Understanding Cost Sources
The primary cost in OpenClaw comes from token consumption in model API calls. Understanding the cost breakdown is the first step to optimization.
openclaw models cost --period 30d --detailed
Cost Breakdown (last 30 days):
Provider Model Input Tokens Output Tokens Cost
──────────────────────────────────────────────────────────────
openai gpt-4o 2.5M 1.8M $28.50
openai gpt-4o-mini 5.0M 3.2M $2.67
anthropic claude-sonnet 800K 600K $8.40
──────────────────────────────────────────────────────────────
Total 8.3M 5.6M $39.57
Top consumers:
telegram-main: $22.00 (56%)
discord-dev: $12.00 (30%)
webchat: $5.57 (14%)
Strategy 1: Tiered Model Usage
Don't use the most expensive model for every request:
{
"routing": {
"rules": [
{"match": {"contentLength": {"max": 50}}, "model": "fast"},
{"match": {"content": ".*"}, "model": "smart"}
]
},
"models": {
"fast": {
"provider": "openai",
"model": "gpt-4o-mini",
"maxTokens": 1024
},
"smart": {
"provider": "openai",
"model": "gpt-4o",
"maxTokens": 2048
}
}
}
Simple greetings and short questions use the cheaper model; complex questions use the premium one.

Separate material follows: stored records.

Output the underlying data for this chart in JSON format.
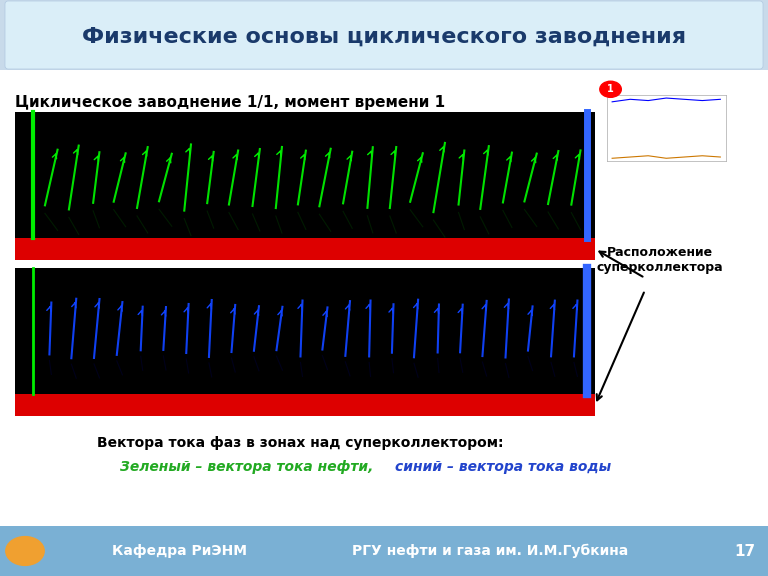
{
  "title": "Физические основы циклического заводнения",
  "subtitle": "Циклическое заводнение 1/1, момент времени 1",
  "bottom_label1": "Вектора тока фаз в зонах над суперколлектором:",
  "bottom_label2_green": "Зеленый – вектора тока нефти, ",
  "bottom_label2_blue": "синий – вектора тока воды",
  "annotation": "Расположение\nсуперколлектора",
  "footer_left": "Кафедра РиЭНМ",
  "footer_right": "РГУ нефти и газа им. И.М.Губкина",
  "footer_num": "17",
  "header_bg_top": "#b8cfe0",
  "header_bg_bottom": "#daeaf8",
  "title_color": "#1a3a6b",
  "footer_bg": "#7ab0d4",
  "footer_text_color": "#ffffff",
  "panel_bg": "#000000",
  "red_strip_color": "#dd0000",
  "green_color": "#00ee00",
  "blue_color": "#1144ff",
  "num_green_vectors": 24,
  "num_blue_vectors": 24
}
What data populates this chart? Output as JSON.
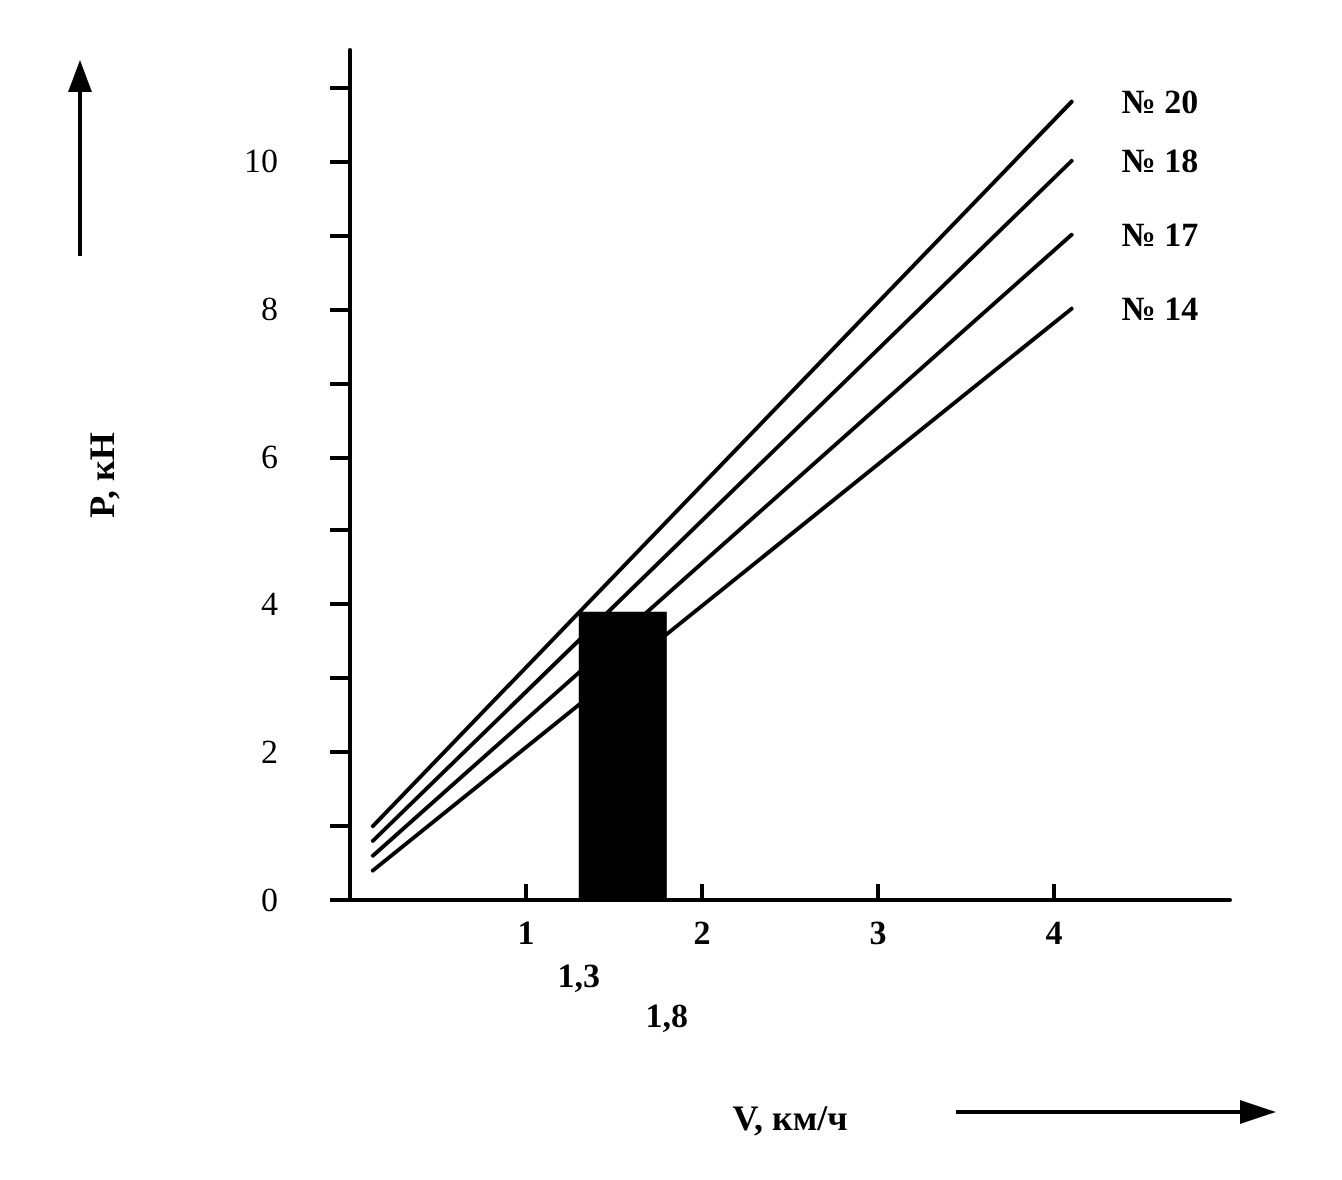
{
  "chart_data": {
    "type": "line",
    "xlabel": "V, км/ч",
    "ylabel": "P, кН",
    "xlim": [
      0,
      5
    ],
    "xticks": [
      1,
      2,
      3,
      4
    ],
    "annotations": [
      {
        "text": "1,3",
        "x": 1.3,
        "y": 0
      },
      {
        "text": "1,8",
        "x": 1.8,
        "y": 0
      }
    ],
    "ylim": [
      0,
      11.5
    ],
    "yticks": [
      0,
      {
        "value": 1,
        "label": null
      },
      2,
      {
        "value": 3,
        "label": null
      },
      4,
      {
        "value": 5,
        "label": null
      },
      6,
      {
        "value": 7,
        "label": null
      },
      8,
      {
        "value": 9,
        "label": null
      },
      10,
      {
        "value": 11,
        "label": null
      }
    ],
    "grid": false,
    "legend": false,
    "marker": "none",
    "line_style": "solid",
    "series": [
      {
        "name": "№ 20",
        "color": "#000000",
        "x": [
          0.13,
          4.1
        ],
        "values": [
          1.0,
          10.8
        ]
      },
      {
        "name": "№ 18",
        "color": "#000000",
        "x": [
          0.13,
          4.1
        ],
        "values": [
          0.8,
          10.0
        ]
      },
      {
        "name": "№ 17",
        "color": "#000000",
        "x": [
          0.13,
          4.1
        ],
        "values": [
          0.6,
          9.0
        ]
      },
      {
        "name": "№ 14",
        "color": "#000000",
        "x": [
          0.13,
          4.1
        ],
        "values": [
          0.4,
          8.0
        ]
      },
      {
        "type": "area",
        "color": "#000000",
        "x": [
          1.3,
          1.8
        ],
        "values": [
          3.9,
          3.9
        ]
      }
    ]
  }
}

Strategy 2: Control Output Length
{
"models": {
"main": {
"maxTokens": 2048,
"systemPrompt": "Answer questions concisely. Unless the user asks for details, keep responses under 200 words."
}
}
}
Strategy 3: Optimize the Context Window
Conversation history consumes a large amount of input tokens:
{
"sessions": {
"maxHistory": 10,
"contextStrategy": "smart-trim",
"summaryAfter": 20
}
}
Strategy 4: Use Caching
For repetitive Q&A (such as FAQs), enable response caching:
{
"cache": {
"enabled": true,
"ttl": 3600,
"maxEntries": 1000,
"strategy": "semantic",
"similarityThreshold": 0.95
}
}
Semantic caching can match questions that are "phrased differently but mean the same thing."

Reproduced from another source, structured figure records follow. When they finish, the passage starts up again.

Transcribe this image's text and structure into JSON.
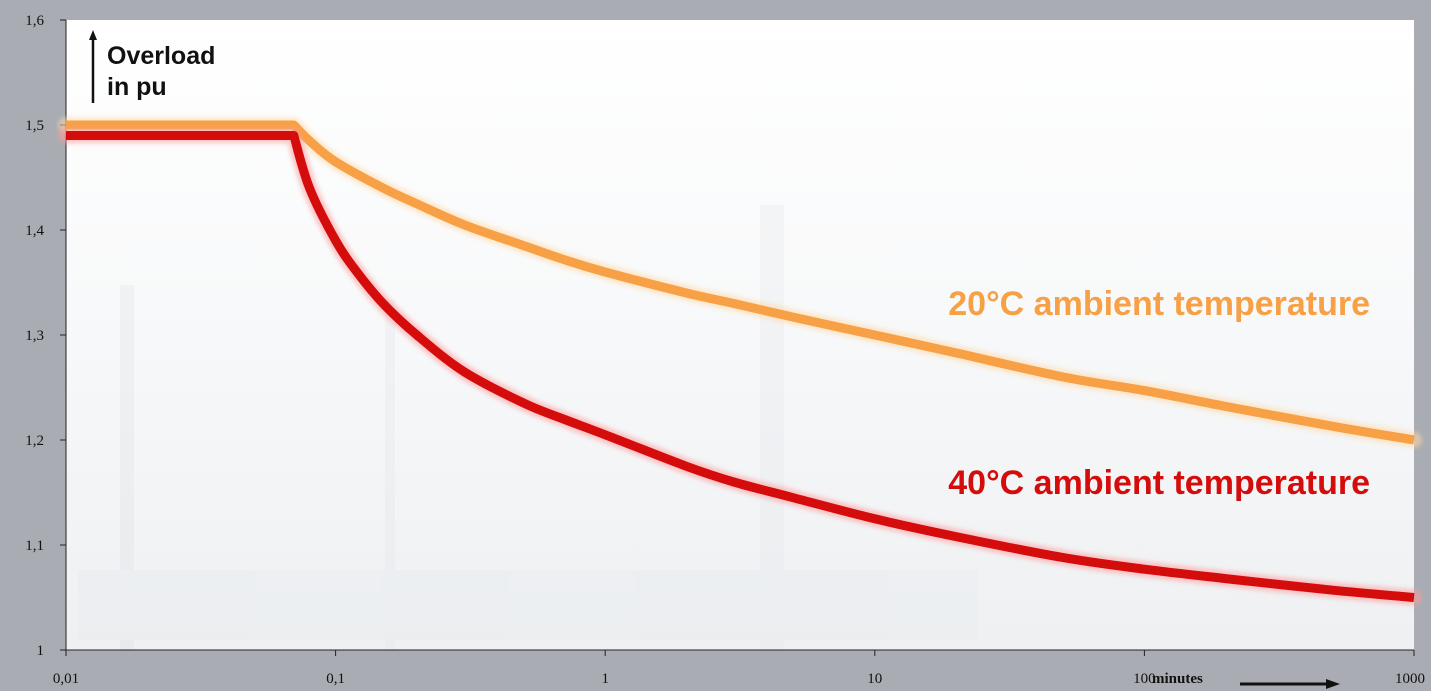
{
  "chart_data": {
    "type": "line",
    "title": "",
    "xlabel": "minutes",
    "ylabel_line1": "Overload",
    "ylabel_line2": "in pu",
    "xscale": "log",
    "xlim": [
      0.01,
      1000
    ],
    "ylim": [
      1.0,
      1.6
    ],
    "grid": false,
    "x_ticks": [
      0.01,
      0.1,
      1,
      10,
      100,
      1000
    ],
    "x_tick_labels": [
      "0,01",
      "0,1",
      "1",
      "10",
      "100",
      "1000"
    ],
    "y_ticks": [
      1.0,
      1.1,
      1.2,
      1.3,
      1.4,
      1.5,
      1.6
    ],
    "y_tick_labels": [
      "1",
      "1,1",
      "1,2",
      "1,3",
      "1,4",
      "1,5",
      "1,6"
    ],
    "series": [
      {
        "name": "20°C ambient temperature",
        "color": "#f7a045",
        "x": [
          0.01,
          0.07,
          0.08,
          0.1,
          0.15,
          0.2,
          0.3,
          0.5,
          0.7,
          1,
          2,
          3,
          5,
          10,
          20,
          50,
          100,
          200,
          500,
          1000
        ],
        "y": [
          1.5,
          1.5,
          1.485,
          1.465,
          1.44,
          1.425,
          1.405,
          1.385,
          1.372,
          1.36,
          1.34,
          1.33,
          1.317,
          1.3,
          1.283,
          1.26,
          1.247,
          1.232,
          1.213,
          1.2
        ]
      },
      {
        "name": "40°C ambient temperature",
        "color": "#d40c0c",
        "x": [
          0.01,
          0.07,
          0.08,
          0.1,
          0.12,
          0.15,
          0.2,
          0.3,
          0.5,
          0.7,
          1,
          2,
          3,
          5,
          10,
          20,
          50,
          100,
          200,
          500,
          1000
        ],
        "y": [
          1.49,
          1.49,
          1.44,
          1.39,
          1.36,
          1.33,
          1.3,
          1.265,
          1.235,
          1.22,
          1.205,
          1.175,
          1.16,
          1.145,
          1.125,
          1.108,
          1.088,
          1.077,
          1.068,
          1.057,
          1.05
        ]
      }
    ]
  }
}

Strategy 5: Set Budget Caps
{
"budget": {
"daily": 10.00,
"monthly": 200.00,
"perUser": {
"daily": 1.00
},
"actions": {
"warning": 0.8,
"downgrade": 0.9,
"stop": 1.0
},
"downgradeModel": "fast"
}
}
- At 80% of budget: send an alert
- At 90%: automatically downgrade to the cheaper model
- At 100%: stop the service
Strategy 6: Use Local Models
For non-critical scenarios, use free local models:
{
"models": {
"local": {
"provider": "ollama",
"model": "llama3.1:8b",
"maxTokens": 2048
}
},
"routing": {
"rules": [
{"match": {"channel": "internal-chat"}, "model": "local"},
{"match": {"content": ".*"}, "model": "smart"}
]
}
}
Strategy 7: Rate Limiting
Prevent any single user from consuming excessive resources:
{
"channels": {
"telegram-main": {
"rateLimit": {
"maxMessages": 20,
"window": 60,
"maxTokensPerDay": 50000
}
}
}
}
Cost Monitoring and Alerts
# View real-time cost
openclaw cost today
# View monthly trend
openclaw cost trend --period 30d
# Set alerts
openclaw cost alert --daily 10 --notify telegram-admin
Cost Reports
# Generate a monthly cost report
openclaw cost report --period monthly --output cost-report.json
ROI Calculation
Monthly AI cost: $39.57
Alternative (human agent 4h/day × 30 days): $3,000+
Savings: ~$2,960/month
ROI: 7,480%
Summary
The core of cost optimization is "using the right model for the right scenario." Through a combination of model tiering, context optimization, caching, and budget controls, you can typically reduce costs by 50-70% while maintaining service quality. Regularly reviewing cost reports and continuously optimizing routing rules is the key to long-term savings.